Morningstar | Eaton Turns In a Solid 3Q Performance
Narrow-moat Eaton had a solid third quarter, but our long-term fundamental outlook remains the same. We are, however, raising our fair value estimate to $80 from $79 because of the time value of money. We’ve also made some slight adjustments to our full-year 2018 forecast based on both recent performance and management’s updated guidance, but the net effect of these puts and takes more or less canceled out one another. For example, the electrical products and hydraulics segments have slightly underperformed near-term expectations, but this has been offset by strength in the aerospace and vehicle segments.
At current prices, the stock trades at about a 10% discount to our estimated intrinsic value. As such, we’re fans of management’s efforts to buy back shares, which by year-end we estimate will amount to about $800 million in share repurchases. We also like that after reinvesting capital for purposes of organic growth, management has explicitly made buybacks a capital allocation priority. Finally, even as we expect full-year organic growth in 2018 at a strong 6% rate year over year, we also believe outperformance can continue over our explicit forecast, which is underpinned by our 5% year-over-year top-line CAGR (which bakes in the effect of acquisitions). Overall, we agree with management’s assessment that an appreciable portion of the firm’s portfolio, like industrial construction and defense aerospace, is in the earlier stages of the economic cycle. Moreover, strong incremental margins of 25% to 30% on organic growth leads us to believe that there is some room for margin improvement.

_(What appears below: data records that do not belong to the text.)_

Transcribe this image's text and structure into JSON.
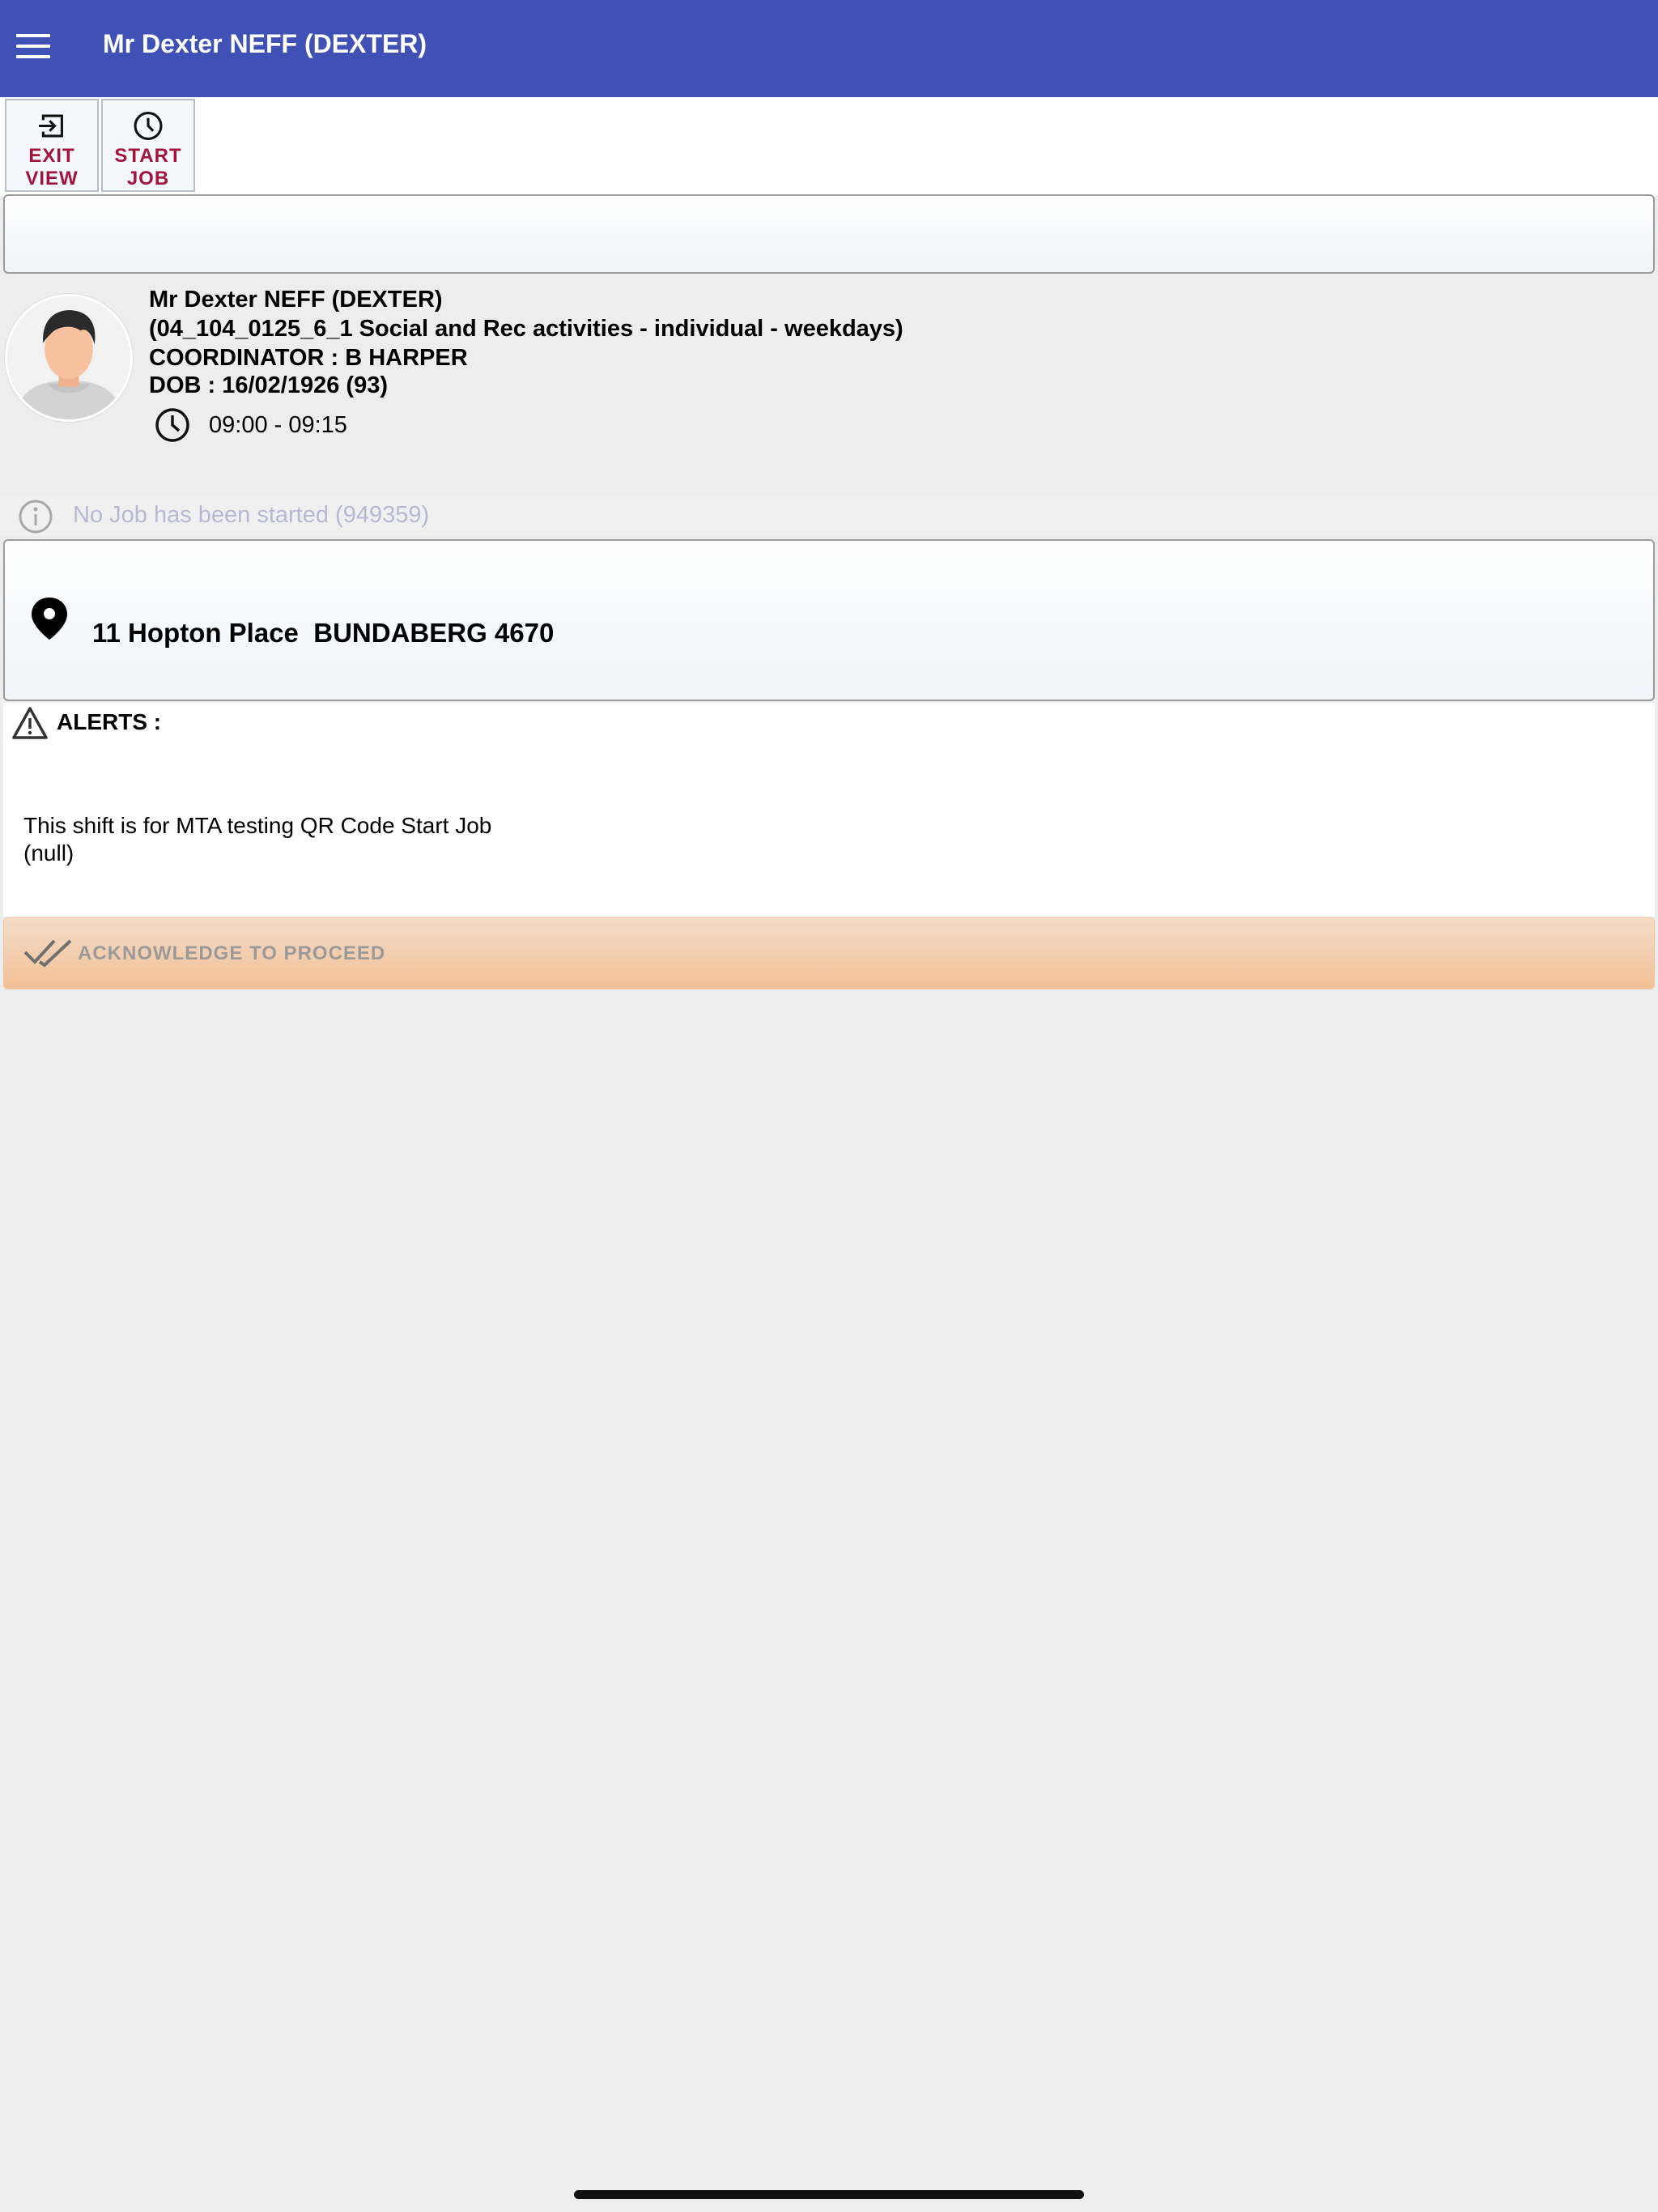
{
  "appbar": {
    "title": "Mr Dexter NEFF (DEXTER)",
    "menu_icon": "hamburger-menu-icon",
    "color": "#3f51b5"
  },
  "toolbar": {
    "exit_view": {
      "label_line1": "EXIT",
      "label_line2": "VIEW",
      "icon": "exit-icon"
    },
    "start_job": {
      "label_line1": "START",
      "label_line2": "JOB",
      "icon": "clock-icon"
    },
    "label_color": "#a3133c"
  },
  "client": {
    "name": "Mr Dexter NEFF (DEXTER)",
    "service": "(04_104_0125_6_1 Social and Rec activities - individual - weekdays)",
    "coordinator": "COORDINATOR : B HARPER",
    "dob": "DOB : 16/02/1926 (93)",
    "time": "09:00 - 09:15",
    "avatar_icon": "user-avatar-icon"
  },
  "status": {
    "text": "No Job has been started (949359)",
    "icon": "info-icon"
  },
  "address": {
    "text": "11 Hopton Place  BUNDABERG 4670",
    "icon": "map-pin-icon"
  },
  "alerts": {
    "heading": "ALERTS :",
    "icon": "warning-icon",
    "line1": "This shift is for MTA testing QR Code Start Job",
    "line2": "(null)"
  },
  "acknowledge": {
    "label": "ACKNOWLEDGE TO PROCEED",
    "icon": "double-check-icon"
  }
}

For the third quarter, the firm grew total organic revenue by 6%, which was offset by both the effect of currency (1% headwind) and dispositions (another 1% headwind). Notably, the firm posted segment margins of 17.6%, a full 120 basis points above third-quarter 2017 levels. The firm also highlighted rising raw material costs and tariffs. As with other diversified industrials we cover, most of the firm’s manufacturing operations and sales are conducted in the same region, which largely negates the impact of tariffs. In instances where raw materials or tariffs are in fact creating cost pressures, management anticipates it can offset these headwinds with pricing.
Finally, we’ve updated our adjusted EPS for the year to $5.38, which is toward the top end of management’s guidance. This adjustment excludes about a $0.49 impact for a previously disclosed arbitration decision back in August stemming for its acquisition of Cooper Industries. We think this is a true one-time charge related to asbestos litigation, and as such, view the adjustment as appropriate.